Kompleks Ca2+-kalmodulin mengaktifkan myosin light-chain kinase, yang menyebabkan
fosforilasi miosin. Beberapa fosforilasi juga menginisiasi interaksi aktin dengan miosin dan
kontraksi otot polos. Semua bloker kanal Ca2+ merelaksasi otot halus arteri, tetapi hanya
memiliki sedikit efek pada vena sehingga tidak ada efek signifikan pada cardiac preload.
Efek pada Jantung
Mekanisme kontraksi pada otot jantung berbeda dari otot polos vaskuler di mana untuk kanal
cepat menggunakan ion natrium dan untuk kanal lambatnya menggunakan ion kalsium.
Dalam sel otot jantung, Ca2+ berikatan dengan troponin, menyebabkan efek inhibisi dari
troponin dan memungkinkan kontraksi sebagai akibat interaksi aktin-miosin.

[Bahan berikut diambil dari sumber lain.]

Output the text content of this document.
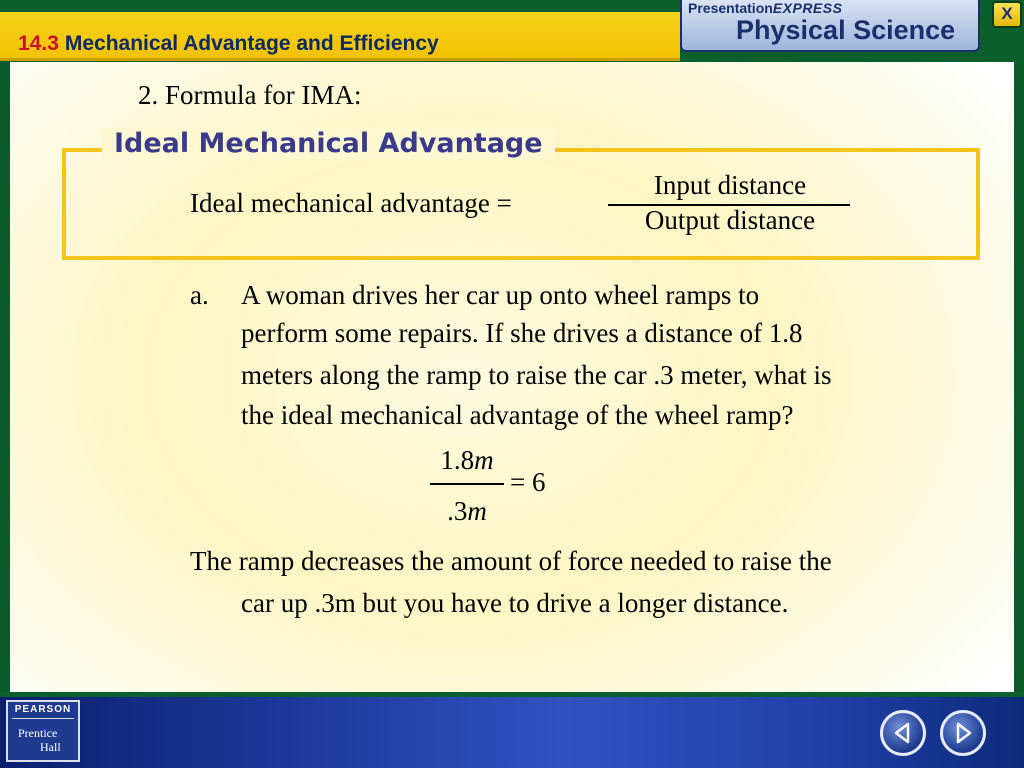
14.3 Mechanical Advantage and Efficiency
PresentationEXPRESS
Physical Science
X
2. Formula for IMA:
Ideal Mechanical Advantage
Ideal mechanical advantage =
Input distance
Output distance
a. A woman drives her car up onto wheel ramps to
perform some repairs. If she drives a distance of 1.8
meters along the ramp to raise the car .3 meter, what is
the ideal mechanical advantage of the wheel ramp?
1.8m
.3m
= 6
The ramp decreases the amount of force needed to raise the
car up .3m but you have to drive a longer distance.
PEARSON
Prentice
Hall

Pada kompleks
inilah, bloker kanal Ca2+ dapat menghasilkan efek inotropik negatif.
b. Beta blocker:

Mekanisme Kerja secara Umum


adrenergik reseptor antagonis berefek pada pengaturan sirkulasi melalui beberapa
mekanisme, termasuk kontraktilitas miokardial, detak jantung, dan curah jantung.

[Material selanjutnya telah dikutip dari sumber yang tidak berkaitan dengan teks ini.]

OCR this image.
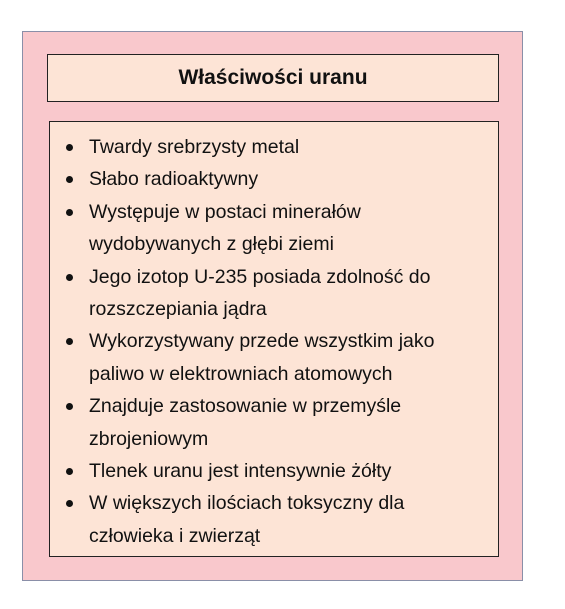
Właściwości uranu
Twardy srebrzysty metal
Słabo radioaktywny
Występuje w postaci minerałów wydobywanych z głębi ziemi
Jego izotop U-235 posiada zdolność do rozszczepiania jądra
Wykorzystywany przede wszystkim jako paliwo w elektrowniach atomowych
Znajduje zastosowanie w przemyśle zbrojeniowym
Tlenek uranu jest intensywnie żółty
W większych ilościach toksyczny dla człowieka i zwierząt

Konsekuensi penting pada penggunaan adrenergik reseptor antagonis adalah blokade
reseptor beta di kompleks juxtaglomerular, mengurangi sekresi renin dan produksi

angiotensin II. adrenergik reseptor antagonis dapat menurunkan tekanan darah dengan
mekanisme lain, salah satunya melalui pengubahan kontol sistem saraf simpatik melalui
sistem saraf pusat, mengubah sensitivitas baroreseptor, mengubah fungsi neuron adrenergik
periferal, dan meningkatkan biosintesis prostasiklin.
Efek Farmakologi
Bloker adrenergik ini bervariasi menurut kelarutannya dalam lemak, selektivitas
pada reseptor beta, keberadaan agonis parsial, dan unsur stabilisasi membran. Walaupun
begitu, secara keseluruhan bloker adalah obat antihipertensi yang efektif. Obat golongan
bloker tanpa aktivitas simpatomimetik mengurangi curah jantung dan tahanan perifer,
tanpa perubahan pada tekanan arteri. Tetapi bila pengurangan curah jantung dan tahanan
perifer ini terus-menerus terjadi akan menyebabkan pengurangan tekanan arteri juga.

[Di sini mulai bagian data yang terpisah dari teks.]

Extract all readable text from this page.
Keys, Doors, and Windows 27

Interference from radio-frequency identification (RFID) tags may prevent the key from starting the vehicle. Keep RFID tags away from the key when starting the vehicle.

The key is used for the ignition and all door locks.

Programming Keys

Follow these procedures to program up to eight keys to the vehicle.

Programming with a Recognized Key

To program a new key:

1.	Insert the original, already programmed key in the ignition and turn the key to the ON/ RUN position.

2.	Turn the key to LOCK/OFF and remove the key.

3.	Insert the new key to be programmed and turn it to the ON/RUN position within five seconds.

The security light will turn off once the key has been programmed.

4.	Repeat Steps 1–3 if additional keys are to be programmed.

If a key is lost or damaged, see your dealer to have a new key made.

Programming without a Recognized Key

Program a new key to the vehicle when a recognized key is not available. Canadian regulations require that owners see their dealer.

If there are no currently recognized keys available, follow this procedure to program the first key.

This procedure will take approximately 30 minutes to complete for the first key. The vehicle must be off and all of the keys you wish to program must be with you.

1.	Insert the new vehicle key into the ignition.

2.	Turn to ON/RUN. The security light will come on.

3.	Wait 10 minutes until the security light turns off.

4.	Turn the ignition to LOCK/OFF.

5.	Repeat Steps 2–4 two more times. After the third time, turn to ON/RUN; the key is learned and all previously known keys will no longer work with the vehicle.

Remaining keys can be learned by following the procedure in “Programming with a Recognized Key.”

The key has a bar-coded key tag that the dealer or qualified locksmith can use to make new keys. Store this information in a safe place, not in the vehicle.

Sedangkan obat dengan efek simpatomimetik akan menghasilkan penurunan curah jantung
yang lebih sedikit dibandingkan dengan obat tanpa efek simpatomimetik.
Bloker atau reseptor antagonis tidak selalu menyebabkan retensi air ataupun
natrium, dan pengaturan diuretik juga tidak diperlukan untuk menghindari edema. Tetapi, zat
diuretik tetap memiliki efek aditif antihipertensi ketika dikombinasikan dengan bloker .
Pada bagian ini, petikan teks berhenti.